/lp-norm-sketch

Primary LanguageJupyter Notebook

Overview

Over a large data stream of elements with many repetitions, we often want to know certain statistics about the distribution of unique elements. The L_p norm over a frequency vector is defined as the p-th root of the sum of p-th powers of the frequencies. We can obtain this statistic exactly by storing all unique elements as well as their count, but doing so require space linear in the size of the data stream (times log of the largest element). It is of interest to estimate Lp norm in sublinear space, without keeping track of the exact frequency vector and seen elements.

Here we present an analysis and implementation of the generic Lp-norm-sketch streaming algorithm as outlined in Alon, Matias, and Szegedy: The Space Complexity of Approximating the Frequency Moments, using sublinear space for a fixed p and epsilon-lambda error bounds.

See the iPython notebook for a detailed walkthrough of implementation and usage.

Details

project.py shows the code used to generate the various graphs, which show the error distribution of LP-norm estimation under varying parameters (k, lambda, epsilon, etc.)

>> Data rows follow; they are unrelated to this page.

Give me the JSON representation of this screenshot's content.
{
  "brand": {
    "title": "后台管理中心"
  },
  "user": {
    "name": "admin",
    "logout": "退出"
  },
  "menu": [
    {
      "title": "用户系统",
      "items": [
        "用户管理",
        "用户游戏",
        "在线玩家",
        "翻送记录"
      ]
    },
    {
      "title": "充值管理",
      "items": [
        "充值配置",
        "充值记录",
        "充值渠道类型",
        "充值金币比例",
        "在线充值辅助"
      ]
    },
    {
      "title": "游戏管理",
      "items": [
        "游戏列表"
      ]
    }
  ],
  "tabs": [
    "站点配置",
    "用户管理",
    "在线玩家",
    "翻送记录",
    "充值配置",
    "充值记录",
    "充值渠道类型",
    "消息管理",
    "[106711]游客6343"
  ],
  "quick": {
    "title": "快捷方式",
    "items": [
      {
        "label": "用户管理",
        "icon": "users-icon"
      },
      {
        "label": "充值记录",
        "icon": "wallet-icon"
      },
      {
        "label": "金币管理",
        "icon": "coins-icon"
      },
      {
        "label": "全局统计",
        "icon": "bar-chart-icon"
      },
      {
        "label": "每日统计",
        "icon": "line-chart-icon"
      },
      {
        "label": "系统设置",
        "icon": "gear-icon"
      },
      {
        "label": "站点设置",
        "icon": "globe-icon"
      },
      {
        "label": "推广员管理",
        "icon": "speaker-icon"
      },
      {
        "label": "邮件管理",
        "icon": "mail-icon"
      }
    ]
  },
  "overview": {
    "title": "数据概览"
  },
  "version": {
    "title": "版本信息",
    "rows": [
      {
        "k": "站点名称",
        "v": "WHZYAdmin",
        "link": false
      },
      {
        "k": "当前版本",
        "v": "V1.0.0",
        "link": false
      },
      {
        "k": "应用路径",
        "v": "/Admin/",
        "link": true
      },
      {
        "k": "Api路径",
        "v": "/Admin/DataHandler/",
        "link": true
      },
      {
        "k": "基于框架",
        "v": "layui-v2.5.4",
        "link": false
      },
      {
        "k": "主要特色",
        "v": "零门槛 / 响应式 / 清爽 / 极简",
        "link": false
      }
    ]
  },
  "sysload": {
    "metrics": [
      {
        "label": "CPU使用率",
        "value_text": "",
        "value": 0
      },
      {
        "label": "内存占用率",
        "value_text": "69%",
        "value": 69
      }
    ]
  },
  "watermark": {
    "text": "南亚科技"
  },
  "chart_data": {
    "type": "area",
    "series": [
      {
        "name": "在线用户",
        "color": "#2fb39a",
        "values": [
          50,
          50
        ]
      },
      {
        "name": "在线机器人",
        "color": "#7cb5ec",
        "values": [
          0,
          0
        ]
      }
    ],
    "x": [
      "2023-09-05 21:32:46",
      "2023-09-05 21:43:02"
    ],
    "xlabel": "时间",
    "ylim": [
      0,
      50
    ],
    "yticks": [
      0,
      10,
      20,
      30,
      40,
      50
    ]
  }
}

Powerpoint slides for CS166 presentation

Final paper, largely modeled off

Interesting tidbits

  • The original paper's math intuition is quite unscrutible
  • The bound on Var[X] is not tight at all, and tightening it will definitely give practical speedups on the constant factors
  • Likewise, the choice of constant factors 8 and 2 are pretty unoptimized. In practice, choosing better constants (see paper for details) will lead to significant speedup and reduction in space usage.
  • There are also more optimal solutions for estimating a specific p, with common ones being L-0 and L-2 norm. These are sketched in the original paper. What is impressive about this approach is it works for any p, and the techniques used here (taking the mean to reduce variance, then taking the median to bound error rate) is common among approximation algorithms and has a lot of potential applications.